Витязь в тигровой шкуре. Шота Руставели
дана ему от бога. Верный – сыт с ним. А дорога
Непокорных – знать, как строго покарать умеет он.
Брат и царь, внемли веленье. Да не знаем огорченья.
Приходи без промедленья. Не придешь, так мы придем.
И прибудем не украдкой. Тот удел не будет сладкий
Для тебя. Вот зов наш краткий. В теле кровь щади своем».
Вестник отбыл. Я душою снова с радостью живою.
Нестерпимою струею уж не жег огонь меня.
Еще радостей немало мне тогда судьба давала.
А теперь тоска опала. Глянет зверь, уйдет, кляня.
В мыслях было дерзновенье. Применял я мощь смиренья.
Но великой жажды тленье отравляло радость мне.
Я с друзьями веселился. Но не раз тоской затмился.
Против рока возмутился не однажды в тишине.
Как-то под вечер сижу я. Мысль о ней, меня волнуя,
Нежно жжет меня. Не сплю я. Ночь в любви светлее дня.
Вдруг привратник шепчет что-то. В нем и радость и забота.
Возвещает – раб там. Кто-то с тайной вестью до меня.
Раб Асмат. Она писала, что прийти повелевала
Та владычица, чье жало жгло мне сердце лезвием.
Вмиг сняла с меня оковы. Свет ниспал во мрак суровый.
И объятый жизнью новой я пошел своим путем.
В сад вхожу. Уединенье. В сердце чувствую стесненье.
И Асмат мне в утешенье, улыбаясь, говорит:
«Вот, смягчила я угрозу.

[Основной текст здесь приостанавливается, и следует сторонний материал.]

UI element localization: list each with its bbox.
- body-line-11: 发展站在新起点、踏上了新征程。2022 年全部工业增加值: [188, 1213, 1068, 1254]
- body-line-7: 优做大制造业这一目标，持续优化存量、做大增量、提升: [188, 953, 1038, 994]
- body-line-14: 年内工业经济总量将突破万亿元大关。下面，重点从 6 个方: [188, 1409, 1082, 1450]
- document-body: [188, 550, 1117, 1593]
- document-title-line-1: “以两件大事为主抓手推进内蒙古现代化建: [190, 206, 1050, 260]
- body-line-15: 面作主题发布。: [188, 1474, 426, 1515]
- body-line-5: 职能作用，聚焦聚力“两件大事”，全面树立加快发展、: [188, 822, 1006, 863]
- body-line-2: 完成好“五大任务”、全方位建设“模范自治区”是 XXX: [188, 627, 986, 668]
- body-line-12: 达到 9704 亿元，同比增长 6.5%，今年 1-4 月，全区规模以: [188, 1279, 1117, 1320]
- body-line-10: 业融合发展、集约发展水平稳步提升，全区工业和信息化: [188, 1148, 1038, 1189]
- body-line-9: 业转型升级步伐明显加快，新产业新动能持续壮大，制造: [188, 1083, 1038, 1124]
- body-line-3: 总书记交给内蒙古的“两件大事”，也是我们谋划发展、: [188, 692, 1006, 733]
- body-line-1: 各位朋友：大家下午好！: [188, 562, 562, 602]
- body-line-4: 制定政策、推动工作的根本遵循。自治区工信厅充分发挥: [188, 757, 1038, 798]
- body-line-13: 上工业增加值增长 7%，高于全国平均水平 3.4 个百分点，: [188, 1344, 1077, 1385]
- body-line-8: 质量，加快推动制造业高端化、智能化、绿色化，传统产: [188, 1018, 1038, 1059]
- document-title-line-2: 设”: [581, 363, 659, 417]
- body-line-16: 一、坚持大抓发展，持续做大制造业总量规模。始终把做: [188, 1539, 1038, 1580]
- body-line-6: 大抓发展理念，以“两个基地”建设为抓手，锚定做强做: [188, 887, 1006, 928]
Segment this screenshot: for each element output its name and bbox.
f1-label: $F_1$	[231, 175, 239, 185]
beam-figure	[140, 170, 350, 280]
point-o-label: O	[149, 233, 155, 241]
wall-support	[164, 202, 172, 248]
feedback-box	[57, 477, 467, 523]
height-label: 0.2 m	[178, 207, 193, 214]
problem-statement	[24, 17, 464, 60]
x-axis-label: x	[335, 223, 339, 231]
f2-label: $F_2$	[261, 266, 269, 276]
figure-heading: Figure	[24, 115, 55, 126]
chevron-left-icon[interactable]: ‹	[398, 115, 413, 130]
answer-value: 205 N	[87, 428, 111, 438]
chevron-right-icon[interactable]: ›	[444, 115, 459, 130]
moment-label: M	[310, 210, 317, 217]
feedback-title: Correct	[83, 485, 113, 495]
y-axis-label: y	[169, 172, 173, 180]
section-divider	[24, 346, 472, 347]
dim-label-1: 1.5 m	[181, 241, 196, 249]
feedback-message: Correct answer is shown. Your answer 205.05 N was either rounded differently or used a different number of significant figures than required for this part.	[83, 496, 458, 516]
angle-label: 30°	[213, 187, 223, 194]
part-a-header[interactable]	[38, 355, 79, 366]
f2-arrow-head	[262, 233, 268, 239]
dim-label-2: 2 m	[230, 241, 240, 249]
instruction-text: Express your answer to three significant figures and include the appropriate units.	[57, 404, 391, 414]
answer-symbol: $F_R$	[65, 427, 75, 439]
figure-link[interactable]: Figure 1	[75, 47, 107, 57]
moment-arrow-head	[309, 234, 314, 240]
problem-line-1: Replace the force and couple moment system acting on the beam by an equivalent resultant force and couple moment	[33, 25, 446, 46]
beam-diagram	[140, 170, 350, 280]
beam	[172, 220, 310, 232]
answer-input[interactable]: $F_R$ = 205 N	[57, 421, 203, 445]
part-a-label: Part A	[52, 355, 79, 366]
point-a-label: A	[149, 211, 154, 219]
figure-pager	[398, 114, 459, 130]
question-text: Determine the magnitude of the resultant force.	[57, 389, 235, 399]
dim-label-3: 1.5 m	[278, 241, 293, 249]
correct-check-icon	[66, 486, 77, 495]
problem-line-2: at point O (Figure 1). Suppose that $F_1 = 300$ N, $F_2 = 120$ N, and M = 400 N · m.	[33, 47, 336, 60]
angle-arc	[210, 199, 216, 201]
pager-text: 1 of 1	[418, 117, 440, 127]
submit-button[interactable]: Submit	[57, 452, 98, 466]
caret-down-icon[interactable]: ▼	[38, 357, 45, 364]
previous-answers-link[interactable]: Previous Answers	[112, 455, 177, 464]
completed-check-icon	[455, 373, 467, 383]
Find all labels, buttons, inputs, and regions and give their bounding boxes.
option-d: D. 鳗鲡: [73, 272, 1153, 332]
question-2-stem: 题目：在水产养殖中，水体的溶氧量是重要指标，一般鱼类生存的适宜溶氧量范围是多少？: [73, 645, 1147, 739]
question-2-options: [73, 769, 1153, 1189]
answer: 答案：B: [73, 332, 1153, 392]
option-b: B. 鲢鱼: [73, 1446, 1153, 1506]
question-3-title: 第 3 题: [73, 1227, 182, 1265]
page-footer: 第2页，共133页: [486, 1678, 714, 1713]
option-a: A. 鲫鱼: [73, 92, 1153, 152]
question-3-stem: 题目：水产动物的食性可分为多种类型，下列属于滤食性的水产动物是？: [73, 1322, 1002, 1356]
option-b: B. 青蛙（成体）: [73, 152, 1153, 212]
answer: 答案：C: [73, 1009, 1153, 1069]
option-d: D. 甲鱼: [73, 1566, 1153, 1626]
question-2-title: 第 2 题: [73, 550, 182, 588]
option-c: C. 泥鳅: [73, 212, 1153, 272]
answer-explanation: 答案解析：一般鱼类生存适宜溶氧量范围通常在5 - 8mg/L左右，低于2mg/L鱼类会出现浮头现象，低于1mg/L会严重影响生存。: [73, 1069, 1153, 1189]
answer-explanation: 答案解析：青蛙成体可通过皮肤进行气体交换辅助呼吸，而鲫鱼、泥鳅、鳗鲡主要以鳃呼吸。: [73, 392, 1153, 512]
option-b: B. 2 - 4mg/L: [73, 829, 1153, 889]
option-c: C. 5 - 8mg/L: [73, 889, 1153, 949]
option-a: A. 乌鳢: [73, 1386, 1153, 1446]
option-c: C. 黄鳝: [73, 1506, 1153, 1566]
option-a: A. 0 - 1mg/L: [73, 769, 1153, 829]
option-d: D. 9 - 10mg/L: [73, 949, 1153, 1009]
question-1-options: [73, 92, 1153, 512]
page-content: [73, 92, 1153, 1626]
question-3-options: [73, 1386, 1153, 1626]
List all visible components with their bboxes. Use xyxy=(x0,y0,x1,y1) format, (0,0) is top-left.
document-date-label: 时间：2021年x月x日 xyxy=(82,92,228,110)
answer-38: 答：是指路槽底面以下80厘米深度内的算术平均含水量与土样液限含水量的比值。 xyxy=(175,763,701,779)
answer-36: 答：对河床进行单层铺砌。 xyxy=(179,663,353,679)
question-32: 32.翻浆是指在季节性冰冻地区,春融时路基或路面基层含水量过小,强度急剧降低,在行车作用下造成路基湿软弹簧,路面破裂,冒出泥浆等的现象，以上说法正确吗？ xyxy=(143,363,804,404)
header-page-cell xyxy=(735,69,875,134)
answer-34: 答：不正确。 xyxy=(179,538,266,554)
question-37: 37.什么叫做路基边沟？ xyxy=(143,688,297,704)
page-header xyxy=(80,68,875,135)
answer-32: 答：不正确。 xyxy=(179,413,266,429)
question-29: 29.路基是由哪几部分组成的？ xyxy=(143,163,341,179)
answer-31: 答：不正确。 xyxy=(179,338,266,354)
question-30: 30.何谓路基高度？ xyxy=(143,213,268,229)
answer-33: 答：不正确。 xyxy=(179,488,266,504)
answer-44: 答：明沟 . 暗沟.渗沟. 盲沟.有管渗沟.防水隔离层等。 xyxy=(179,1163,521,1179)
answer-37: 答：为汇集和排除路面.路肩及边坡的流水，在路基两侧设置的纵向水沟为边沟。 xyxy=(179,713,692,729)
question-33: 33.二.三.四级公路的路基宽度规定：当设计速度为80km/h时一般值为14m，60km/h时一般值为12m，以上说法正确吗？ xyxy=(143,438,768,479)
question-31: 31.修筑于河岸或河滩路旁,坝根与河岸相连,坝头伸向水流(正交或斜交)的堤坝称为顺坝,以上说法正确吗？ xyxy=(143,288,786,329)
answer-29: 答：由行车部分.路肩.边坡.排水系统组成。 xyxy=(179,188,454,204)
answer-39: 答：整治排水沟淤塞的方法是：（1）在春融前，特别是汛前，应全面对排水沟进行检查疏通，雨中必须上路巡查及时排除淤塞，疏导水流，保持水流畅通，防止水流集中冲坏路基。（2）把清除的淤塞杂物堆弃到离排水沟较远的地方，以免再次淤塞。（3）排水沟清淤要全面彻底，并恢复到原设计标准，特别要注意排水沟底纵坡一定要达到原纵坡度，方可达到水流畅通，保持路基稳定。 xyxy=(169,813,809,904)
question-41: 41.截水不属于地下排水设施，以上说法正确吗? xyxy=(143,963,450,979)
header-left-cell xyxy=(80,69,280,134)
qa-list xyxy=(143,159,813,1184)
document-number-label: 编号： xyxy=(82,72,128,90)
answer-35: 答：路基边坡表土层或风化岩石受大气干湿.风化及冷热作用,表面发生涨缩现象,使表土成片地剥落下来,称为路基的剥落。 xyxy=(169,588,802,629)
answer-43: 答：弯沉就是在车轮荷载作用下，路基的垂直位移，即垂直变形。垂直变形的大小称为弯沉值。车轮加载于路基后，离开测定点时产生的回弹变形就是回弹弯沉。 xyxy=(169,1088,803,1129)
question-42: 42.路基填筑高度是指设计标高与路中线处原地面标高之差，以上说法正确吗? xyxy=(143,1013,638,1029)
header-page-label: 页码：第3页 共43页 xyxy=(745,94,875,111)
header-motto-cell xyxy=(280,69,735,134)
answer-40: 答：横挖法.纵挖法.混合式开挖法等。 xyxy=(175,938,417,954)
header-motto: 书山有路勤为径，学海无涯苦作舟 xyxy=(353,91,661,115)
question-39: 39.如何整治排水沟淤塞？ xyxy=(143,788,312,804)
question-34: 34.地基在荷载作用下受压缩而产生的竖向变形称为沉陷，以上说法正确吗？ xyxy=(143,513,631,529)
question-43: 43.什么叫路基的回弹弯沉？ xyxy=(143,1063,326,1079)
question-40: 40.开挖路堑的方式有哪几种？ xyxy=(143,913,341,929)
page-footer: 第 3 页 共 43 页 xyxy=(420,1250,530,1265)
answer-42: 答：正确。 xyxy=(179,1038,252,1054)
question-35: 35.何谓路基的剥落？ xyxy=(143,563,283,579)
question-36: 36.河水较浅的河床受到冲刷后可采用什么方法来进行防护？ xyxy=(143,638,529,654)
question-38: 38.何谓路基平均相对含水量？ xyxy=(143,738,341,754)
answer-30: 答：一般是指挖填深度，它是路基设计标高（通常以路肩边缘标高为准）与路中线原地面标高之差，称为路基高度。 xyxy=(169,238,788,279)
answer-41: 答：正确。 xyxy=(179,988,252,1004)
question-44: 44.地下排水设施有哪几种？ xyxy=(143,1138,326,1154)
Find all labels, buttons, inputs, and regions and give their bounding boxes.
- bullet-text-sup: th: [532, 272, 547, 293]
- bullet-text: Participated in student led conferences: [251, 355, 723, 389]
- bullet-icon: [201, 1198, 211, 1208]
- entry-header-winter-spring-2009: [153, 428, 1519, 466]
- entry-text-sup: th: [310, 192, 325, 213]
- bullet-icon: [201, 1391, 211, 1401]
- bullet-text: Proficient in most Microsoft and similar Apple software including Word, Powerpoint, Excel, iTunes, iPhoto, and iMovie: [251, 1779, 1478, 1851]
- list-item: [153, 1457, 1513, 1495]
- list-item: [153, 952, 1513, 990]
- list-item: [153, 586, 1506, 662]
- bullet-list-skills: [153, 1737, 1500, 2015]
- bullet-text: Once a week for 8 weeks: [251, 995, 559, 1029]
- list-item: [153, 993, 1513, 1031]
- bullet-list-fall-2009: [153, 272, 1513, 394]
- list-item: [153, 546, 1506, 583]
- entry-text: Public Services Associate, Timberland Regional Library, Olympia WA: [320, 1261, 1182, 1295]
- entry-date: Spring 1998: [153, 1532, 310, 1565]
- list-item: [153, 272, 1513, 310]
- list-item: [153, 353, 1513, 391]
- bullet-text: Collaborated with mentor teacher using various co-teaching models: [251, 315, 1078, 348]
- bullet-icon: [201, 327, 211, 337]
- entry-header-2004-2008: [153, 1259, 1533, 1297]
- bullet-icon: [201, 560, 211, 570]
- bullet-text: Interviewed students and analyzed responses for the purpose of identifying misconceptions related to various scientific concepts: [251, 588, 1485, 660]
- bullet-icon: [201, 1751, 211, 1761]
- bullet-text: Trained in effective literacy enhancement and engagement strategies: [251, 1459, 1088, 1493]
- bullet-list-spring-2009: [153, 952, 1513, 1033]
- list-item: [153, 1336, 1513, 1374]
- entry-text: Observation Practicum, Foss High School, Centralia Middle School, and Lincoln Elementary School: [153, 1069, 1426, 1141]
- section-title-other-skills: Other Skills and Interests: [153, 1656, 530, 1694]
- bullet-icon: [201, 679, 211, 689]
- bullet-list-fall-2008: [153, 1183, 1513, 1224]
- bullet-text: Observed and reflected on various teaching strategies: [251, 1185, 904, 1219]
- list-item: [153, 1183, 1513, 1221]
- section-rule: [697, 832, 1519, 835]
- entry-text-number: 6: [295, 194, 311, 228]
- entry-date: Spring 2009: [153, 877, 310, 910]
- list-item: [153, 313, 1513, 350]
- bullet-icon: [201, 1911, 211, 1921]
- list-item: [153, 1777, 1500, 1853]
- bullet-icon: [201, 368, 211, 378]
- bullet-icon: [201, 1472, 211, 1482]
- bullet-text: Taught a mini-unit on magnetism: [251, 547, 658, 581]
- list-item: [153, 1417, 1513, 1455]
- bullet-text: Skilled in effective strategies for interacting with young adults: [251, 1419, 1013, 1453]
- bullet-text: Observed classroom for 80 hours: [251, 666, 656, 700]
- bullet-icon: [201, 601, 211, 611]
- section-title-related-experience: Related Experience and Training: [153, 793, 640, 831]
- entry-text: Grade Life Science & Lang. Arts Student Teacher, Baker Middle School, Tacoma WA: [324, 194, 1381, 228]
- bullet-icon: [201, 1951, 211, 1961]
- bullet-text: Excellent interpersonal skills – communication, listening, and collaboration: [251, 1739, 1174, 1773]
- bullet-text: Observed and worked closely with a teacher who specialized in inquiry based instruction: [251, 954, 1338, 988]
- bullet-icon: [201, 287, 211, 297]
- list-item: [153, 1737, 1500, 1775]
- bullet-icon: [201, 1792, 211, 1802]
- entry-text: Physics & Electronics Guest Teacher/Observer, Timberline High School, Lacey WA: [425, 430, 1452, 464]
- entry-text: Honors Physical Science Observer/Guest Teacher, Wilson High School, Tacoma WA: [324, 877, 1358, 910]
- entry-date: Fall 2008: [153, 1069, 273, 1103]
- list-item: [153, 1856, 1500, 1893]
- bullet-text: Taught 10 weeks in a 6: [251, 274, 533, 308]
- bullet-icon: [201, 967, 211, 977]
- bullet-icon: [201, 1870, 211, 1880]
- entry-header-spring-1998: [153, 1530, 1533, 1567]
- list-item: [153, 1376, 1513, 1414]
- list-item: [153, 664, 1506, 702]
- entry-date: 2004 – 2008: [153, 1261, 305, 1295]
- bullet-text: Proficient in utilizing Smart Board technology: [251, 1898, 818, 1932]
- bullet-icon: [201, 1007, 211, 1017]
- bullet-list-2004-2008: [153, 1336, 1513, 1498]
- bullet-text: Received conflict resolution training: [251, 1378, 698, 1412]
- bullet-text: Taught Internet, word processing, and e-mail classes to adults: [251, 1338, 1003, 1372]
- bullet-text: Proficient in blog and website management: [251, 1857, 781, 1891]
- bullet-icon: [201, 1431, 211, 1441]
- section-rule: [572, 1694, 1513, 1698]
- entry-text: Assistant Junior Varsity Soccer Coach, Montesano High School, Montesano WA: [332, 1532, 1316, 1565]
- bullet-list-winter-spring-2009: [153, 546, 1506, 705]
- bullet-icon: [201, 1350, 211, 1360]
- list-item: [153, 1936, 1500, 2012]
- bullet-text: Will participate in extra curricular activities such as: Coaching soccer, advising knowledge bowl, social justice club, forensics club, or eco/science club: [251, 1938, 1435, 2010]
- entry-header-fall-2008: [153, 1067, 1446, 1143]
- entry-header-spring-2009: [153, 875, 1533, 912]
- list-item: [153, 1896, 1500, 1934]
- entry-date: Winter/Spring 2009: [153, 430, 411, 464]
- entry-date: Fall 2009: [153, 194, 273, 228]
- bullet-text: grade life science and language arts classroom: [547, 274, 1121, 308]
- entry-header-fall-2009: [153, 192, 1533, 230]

В сердце вынула занозу.
Подойди, увидишь розу. Не увядшая горит».
Под волшебным балдахином, где огонь шел по рубинам,
С ликом прелести единым, восседала там она.
Словно вышнее светило. Очи черны, как чернила.
На меня свой взор стремила, лучезарна, как весна.
Зачарованный, стоял я. Слова ласкового ждал я.
И увы, не услыхал я от прекрасной ничего.
Вот к Асмат она блеснула. Та мне на ухо шепнула:
«Уходи!». Душа вздохнула. Пламя было вновь мертво.
За Асмат иду, вздыхая. Скрыла все завеса злая.
И судьбу я обвиняя, молвил: «Вспыхнул в сердце свет.
Было нежное стремленье. И вдвойне опустошенье
В этой муке разлученья. Больше радости мне нет».
Через сад идем мы двое. Слово мне Асмат такое:
«Не печалься, будь в покое. Для тревоги дверь закрой.
И открой для ликованья. Застыдилась, и молчанье
Было скрытое признанье. Оттого была такой».
Я сказал: «Сестра, мятежен мрак души. Бальзам твой нежен.
Чтоб я не был безнадежен, часто вести посылай.
И не делай перерыва. Сердце будет тем счастливо.
Лишь водой живится ива. Влагу жизни не скрывай».
На коня вскочил, и еду. Скорбь – за мной, как бы по следу.
Слезы празднуют победу. Я в постель, и нет мне сна.
Был как цвет я на долине. Был в кристалле и рубине.
Стали щеки густо-сини. Ночь – желанна лишь она.
Вот пришли из Кхатаэти. Я уж думал об ответе.
Были дерзки люди эти. Принесли ответ такой:
«Не трусливы мы сердцами. Мы за крепкими стенами.